Hoje, a celebração dos 11 anos da ANDO Portugal fica marcada por mais um importante contributo para a investigação científica e social na área das displasias ósseas. Foi publicado no Journal of Rare Diseases o artigo científico "Food literacy among Portuguese adults with skeletal dysplasia: insights from a cross-sectional study", resultado de um trabalho realizado por quatro alunos de nutrição do Instituto Politécnico de Leiria (IPL), sob a orientação da Professora Cidália D. Pereira. Este trabalho foi realizado em colaboração com a ANDO e desenvolvido no âmbito do compromisso contínuo com a promoção do conhecimento e da melhoria da qualidade de vida das pessoas com displasia óssea em Portugal.

A ANDO enaltece e agradece o trabalho e dedicação da Prof.
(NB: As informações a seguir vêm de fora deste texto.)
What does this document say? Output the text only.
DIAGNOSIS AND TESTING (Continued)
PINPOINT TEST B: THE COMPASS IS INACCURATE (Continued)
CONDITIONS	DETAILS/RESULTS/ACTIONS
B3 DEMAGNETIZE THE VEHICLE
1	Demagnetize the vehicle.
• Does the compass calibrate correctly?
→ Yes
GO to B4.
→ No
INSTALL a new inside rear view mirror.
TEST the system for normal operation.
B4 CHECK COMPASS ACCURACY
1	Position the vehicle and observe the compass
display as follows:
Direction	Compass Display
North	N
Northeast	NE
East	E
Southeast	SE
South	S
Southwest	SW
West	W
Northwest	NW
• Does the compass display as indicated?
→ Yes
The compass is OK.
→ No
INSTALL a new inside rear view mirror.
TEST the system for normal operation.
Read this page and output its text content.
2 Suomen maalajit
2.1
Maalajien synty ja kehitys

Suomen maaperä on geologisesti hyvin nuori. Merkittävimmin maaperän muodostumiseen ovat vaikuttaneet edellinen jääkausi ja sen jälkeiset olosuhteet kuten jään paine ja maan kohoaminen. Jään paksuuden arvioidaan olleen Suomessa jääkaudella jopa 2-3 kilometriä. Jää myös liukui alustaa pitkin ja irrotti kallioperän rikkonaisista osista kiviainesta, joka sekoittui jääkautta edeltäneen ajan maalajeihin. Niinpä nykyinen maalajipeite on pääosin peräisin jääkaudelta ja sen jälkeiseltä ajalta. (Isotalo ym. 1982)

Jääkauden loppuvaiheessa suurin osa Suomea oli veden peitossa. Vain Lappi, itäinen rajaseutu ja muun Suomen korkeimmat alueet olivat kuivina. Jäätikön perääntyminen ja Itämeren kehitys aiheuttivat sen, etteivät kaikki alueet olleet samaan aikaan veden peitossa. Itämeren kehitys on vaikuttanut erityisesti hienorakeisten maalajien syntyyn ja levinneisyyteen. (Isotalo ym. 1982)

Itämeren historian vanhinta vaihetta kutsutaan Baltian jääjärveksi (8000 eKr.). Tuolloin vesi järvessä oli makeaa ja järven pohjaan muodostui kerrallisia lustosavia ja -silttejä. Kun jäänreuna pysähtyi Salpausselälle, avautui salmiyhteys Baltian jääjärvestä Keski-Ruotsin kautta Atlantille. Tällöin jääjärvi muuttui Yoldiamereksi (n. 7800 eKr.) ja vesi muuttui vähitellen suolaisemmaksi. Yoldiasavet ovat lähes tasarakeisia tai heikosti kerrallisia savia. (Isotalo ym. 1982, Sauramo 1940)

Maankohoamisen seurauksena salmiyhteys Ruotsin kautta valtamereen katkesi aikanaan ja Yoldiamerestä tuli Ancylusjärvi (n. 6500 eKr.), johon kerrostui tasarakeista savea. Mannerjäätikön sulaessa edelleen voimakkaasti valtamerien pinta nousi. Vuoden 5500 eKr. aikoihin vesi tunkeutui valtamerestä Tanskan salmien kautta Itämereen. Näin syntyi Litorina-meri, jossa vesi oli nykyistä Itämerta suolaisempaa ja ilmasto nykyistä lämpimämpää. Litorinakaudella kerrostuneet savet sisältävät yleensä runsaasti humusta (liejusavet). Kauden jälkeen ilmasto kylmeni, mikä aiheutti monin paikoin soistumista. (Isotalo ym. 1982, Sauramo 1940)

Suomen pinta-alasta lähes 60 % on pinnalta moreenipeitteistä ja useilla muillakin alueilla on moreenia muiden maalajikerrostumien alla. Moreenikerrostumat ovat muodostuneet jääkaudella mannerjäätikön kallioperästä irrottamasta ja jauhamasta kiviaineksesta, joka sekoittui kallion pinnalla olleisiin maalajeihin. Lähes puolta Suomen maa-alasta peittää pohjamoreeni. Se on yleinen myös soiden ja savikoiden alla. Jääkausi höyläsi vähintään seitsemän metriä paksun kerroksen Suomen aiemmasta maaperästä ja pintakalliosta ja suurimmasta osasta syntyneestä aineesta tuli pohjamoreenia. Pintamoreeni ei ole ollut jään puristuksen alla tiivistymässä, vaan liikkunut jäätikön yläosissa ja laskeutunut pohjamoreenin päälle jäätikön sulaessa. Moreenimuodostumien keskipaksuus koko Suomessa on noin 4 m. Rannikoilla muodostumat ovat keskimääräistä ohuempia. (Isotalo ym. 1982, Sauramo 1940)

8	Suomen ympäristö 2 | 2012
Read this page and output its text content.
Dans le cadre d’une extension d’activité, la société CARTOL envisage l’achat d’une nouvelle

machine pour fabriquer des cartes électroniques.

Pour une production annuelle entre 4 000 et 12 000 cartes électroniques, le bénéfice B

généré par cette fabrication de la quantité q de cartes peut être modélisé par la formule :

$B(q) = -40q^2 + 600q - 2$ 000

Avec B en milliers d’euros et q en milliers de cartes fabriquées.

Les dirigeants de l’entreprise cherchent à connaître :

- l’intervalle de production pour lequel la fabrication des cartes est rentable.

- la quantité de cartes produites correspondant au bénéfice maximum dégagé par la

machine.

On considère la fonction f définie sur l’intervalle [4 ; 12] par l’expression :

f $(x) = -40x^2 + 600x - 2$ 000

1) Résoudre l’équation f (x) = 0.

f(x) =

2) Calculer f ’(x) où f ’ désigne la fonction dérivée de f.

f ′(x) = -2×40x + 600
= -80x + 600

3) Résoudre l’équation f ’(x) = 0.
Cidália D. Pereira, na concretização deste projeto e na publicação deste artigo que contou ainda com autoria de Beatriz Guerra, Inês Alves, Ricardo Costa, Valter Dias e Pedro Jesus, reunindo investigadores e instituições ligadas às áreas da saúde e da nutrição.

O estudo teve como objetivo avaliar o nível de literacia alimentar entre adultos portugueses com displasia óssea, procurando compreender de que forma o acesso à informação, os hábitos alimentares e as competências relacionadas com a alimentação influenciam o bem-estar e a saúde.

A publicação deste artigo representa um marco significativo não apenas pelo seu valor científico, mas também pelo reconhecimento crescente da importância de integrar as experiências e necessidades das pessoas com displasia óssea na investigação académica e social. Ao longo dos últimos 11 anos, a ANDO tem desenvolvido um trabalho consistente na sensibilização da sociedade, no apoio às famílias e na promoção de projetos de investigação que contribuam para uma melhor compreensão dos desafios enfrentados pelas pessoas com condições ósseas raras.

 

Este novo estudo reforça a relevância da colaboração entre associações, investigadores e profissionais de saúde, demonstrando que a produção de conhecimento científico pode ter um impacto direto na criação de estratégias mais inclusivas, informadas e adaptadas às necessidades reais das pessoas com displasia óssea.

Num dia especialmente simbólico para a ANDO, esta publicação surge como reflexo do percurso construído ao longo de mais de uma década: um caminho marcado pela defesa dos direitos das pessoas com displasia óssea, pela promoção da literacia em saúde e pela aposta contínua na investigação científica e social.

 

Resultados e Conclusões

  • Os resultados do estudo indicam um nível moderado de literacia alimentar (60,8%), com melhores resultados nas práticas de alimentação saudável e maiores dificuldades na interpretação de rótulos e nas escolhas alimentares informadas
  • Não foram encontradas diferenças significativas por idade ou sexo. As principais dificuldades identificadas incluem a compreensão das quantidades recomendadas de proteína, das porções alimentares e da adesão à dieta mediterrânica.
  • Os autores concluem que são necessárias estratégias de educação alimentar mais adaptadas e informação nutricional mais acessível para responder às necessidades desta população.

 

A ANDO reafirma, assim, o seu compromisso em continuar a incentivar iniciativas de investigação que contribuam para uma sociedade mais informada, inclusiva e preparada para responder aos desafios das doenças raras em Portugal.